[MD] Quantum computing
Case
Case at iSpots.com
Sat Feb 17 06:41:58 PST 2007
[Magnus]
Come on. There are lots and lots of very serious research going on in the AI
area, and you dismiss it all just because you disagree with one's premises?
[Case]
It is my understanding that while much research in AI continues in
universities the hottest areas in the commercial world are in computer
gaming. Getting an AI to play by the same rules as a player and to adjust
its style of play to the moves of its opponents is a pretty daunting task.
[Magnus]
First of all, you need to understand what it means to handle data
"dynamically". It's not just to handle data randomly and produce a slightly
different result every time, it's to let DQ interfere. In quantum terms,
it's to let quantum effects interfere, to let each calculation (or quality
event) be led by quantum rules. To let an artificial machine be governed by
the same quantum rules that governs nature itself, entanglement,
non-locality, Bose-Einstein condensates etc., will let that machine tap into
the same source of DQ that has governed evolution for eons, and that can't
be bad.
[Case]
Quantum computing is a bit new to me but I am having trouble seeing how
allowing interference of any sort into the calculations can produce a happy
result. If I am look for a solution to a problem in cryptography how is
evolution going to help? On the one hand it is suggested that qbits will
allow much faster calculations and on the other that the processing power
stems from quantum effects. Are these quantum effects resulting in raw speed
or in better Quality answers?
>From what I could find about the demo you mentioned it looked promising but
there are skeptics and I don't suppose I will be looking at super-cooled
chips on my desktop anytime soon. But then I would never have though I would
have a dual core processor on my desktop by now either so who knows.

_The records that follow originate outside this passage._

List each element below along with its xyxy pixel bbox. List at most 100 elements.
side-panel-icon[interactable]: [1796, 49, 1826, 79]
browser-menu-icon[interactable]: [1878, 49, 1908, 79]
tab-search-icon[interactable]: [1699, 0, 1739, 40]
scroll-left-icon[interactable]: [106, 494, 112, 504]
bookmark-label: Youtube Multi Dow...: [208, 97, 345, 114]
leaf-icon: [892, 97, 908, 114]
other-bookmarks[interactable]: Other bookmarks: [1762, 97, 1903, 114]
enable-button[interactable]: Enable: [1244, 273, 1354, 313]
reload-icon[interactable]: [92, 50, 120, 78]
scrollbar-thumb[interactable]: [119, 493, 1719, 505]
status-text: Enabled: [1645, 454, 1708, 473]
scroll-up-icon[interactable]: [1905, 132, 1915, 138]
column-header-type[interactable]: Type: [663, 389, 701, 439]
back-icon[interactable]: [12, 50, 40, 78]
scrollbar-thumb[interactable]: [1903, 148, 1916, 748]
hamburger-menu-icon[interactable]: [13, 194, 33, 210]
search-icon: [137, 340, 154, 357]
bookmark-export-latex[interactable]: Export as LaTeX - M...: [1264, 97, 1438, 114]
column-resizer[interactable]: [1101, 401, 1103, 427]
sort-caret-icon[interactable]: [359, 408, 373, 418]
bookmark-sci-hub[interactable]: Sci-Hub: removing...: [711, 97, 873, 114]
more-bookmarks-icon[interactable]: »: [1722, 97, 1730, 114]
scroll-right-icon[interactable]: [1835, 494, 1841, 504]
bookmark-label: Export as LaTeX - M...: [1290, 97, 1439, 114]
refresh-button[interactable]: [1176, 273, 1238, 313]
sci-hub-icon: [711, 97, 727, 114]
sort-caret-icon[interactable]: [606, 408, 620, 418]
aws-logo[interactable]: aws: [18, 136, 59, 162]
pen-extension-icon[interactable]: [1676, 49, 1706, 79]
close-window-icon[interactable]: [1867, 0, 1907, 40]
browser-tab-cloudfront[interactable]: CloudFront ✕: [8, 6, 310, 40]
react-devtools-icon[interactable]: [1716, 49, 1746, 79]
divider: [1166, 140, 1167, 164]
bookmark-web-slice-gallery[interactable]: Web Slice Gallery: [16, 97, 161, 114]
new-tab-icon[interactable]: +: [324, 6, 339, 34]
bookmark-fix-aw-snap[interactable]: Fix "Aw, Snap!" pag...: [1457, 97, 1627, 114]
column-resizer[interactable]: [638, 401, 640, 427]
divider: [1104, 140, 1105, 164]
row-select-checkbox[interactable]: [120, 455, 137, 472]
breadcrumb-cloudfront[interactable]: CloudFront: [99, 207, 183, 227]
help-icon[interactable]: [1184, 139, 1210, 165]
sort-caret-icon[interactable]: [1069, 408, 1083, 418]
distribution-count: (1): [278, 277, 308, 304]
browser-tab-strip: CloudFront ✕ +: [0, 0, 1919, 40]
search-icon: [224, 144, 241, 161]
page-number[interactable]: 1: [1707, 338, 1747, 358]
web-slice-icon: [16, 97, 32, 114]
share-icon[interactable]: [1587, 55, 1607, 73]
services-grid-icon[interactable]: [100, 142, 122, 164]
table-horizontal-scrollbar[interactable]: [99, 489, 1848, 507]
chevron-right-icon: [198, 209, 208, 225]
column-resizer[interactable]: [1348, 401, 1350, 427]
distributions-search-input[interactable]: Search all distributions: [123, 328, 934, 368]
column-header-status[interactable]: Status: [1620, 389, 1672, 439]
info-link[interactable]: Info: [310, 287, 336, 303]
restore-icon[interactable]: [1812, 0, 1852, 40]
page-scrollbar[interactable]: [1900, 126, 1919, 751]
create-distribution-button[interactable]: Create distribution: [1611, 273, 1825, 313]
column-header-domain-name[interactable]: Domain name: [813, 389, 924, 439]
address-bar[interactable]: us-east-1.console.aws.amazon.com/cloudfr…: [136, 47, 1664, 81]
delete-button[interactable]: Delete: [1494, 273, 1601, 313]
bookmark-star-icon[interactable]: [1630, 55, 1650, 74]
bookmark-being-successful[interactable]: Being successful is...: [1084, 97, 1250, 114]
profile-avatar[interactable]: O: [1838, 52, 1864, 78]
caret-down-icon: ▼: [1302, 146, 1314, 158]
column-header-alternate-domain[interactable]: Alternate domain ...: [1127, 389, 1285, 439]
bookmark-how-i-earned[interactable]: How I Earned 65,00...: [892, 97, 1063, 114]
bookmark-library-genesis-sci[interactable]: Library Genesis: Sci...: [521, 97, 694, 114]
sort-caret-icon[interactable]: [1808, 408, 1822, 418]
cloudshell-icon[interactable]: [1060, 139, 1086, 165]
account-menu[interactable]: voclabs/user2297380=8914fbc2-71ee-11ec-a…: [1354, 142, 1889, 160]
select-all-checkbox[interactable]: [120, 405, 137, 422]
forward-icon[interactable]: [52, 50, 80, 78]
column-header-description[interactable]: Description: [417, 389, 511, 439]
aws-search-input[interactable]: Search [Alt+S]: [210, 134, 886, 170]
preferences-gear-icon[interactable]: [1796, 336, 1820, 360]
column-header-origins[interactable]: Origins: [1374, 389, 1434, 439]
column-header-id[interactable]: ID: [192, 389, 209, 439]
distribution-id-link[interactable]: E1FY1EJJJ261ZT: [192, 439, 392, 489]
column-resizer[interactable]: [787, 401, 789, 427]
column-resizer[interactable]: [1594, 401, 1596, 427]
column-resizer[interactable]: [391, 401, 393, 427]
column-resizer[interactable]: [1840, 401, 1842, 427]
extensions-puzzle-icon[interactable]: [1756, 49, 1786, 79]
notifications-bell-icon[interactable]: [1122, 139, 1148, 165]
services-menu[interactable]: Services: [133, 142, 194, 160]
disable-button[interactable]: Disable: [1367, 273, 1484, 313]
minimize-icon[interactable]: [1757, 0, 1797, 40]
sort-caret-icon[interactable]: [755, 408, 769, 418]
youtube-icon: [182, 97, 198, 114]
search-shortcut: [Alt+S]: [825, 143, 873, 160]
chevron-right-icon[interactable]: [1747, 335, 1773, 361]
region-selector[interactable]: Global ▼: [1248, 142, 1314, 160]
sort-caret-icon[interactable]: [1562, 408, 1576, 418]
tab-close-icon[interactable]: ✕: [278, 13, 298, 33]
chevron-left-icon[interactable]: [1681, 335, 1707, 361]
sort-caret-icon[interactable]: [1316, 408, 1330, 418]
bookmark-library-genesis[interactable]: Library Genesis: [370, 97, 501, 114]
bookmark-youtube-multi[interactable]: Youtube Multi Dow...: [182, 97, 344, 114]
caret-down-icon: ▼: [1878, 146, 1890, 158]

I wonder sometimes how appropriate computer metaphors are when thinking of
biological systems. Truly they are useful but how far can we push them. We
have been quick to seize the latest in technology and apply it to our
understanding of biological processes. In the early days of telephony the
brain could be seen as a complicated switching system, the brain is a
thinking machine etc.
Much of the cognitive sciences proceeds from the notion the brain is a
sophisticated computer running programs. But this metaphor can break down
when pushed. A program is an algorithm, a series of sequential steps. I am
not sure what organisms do is at all sequentially. Computers operate in
discrete steps or clock cycles I don't think organisms work this way.
Certainly computer metaphors are useful but it is easy to overlook the
limitations.
What modern efforts in AI are doing is attempting to simulate in algorithmic
form what brains do organically. So far it seems to me that the value of
this accrues mainly from the effort involved in thinking this through. That
is we know the brain does pattern recognition; how can we construct an
algorithm to recognize patterns. Digitally this requires a brute force
approach.
When you suggest that the brain maybe a quantum computer, how so? Aren't
these attempts at quantum computing still handling binary information?
Aren't they still going to be handling information in discrete steps? I am
not sure how quantum effects would apply to a nervous system. It is my
understanding that quantum effect disappear above the level of complex
molecules. Are you suggesting that macro level information is somehow
processed at the level of protein synthesis?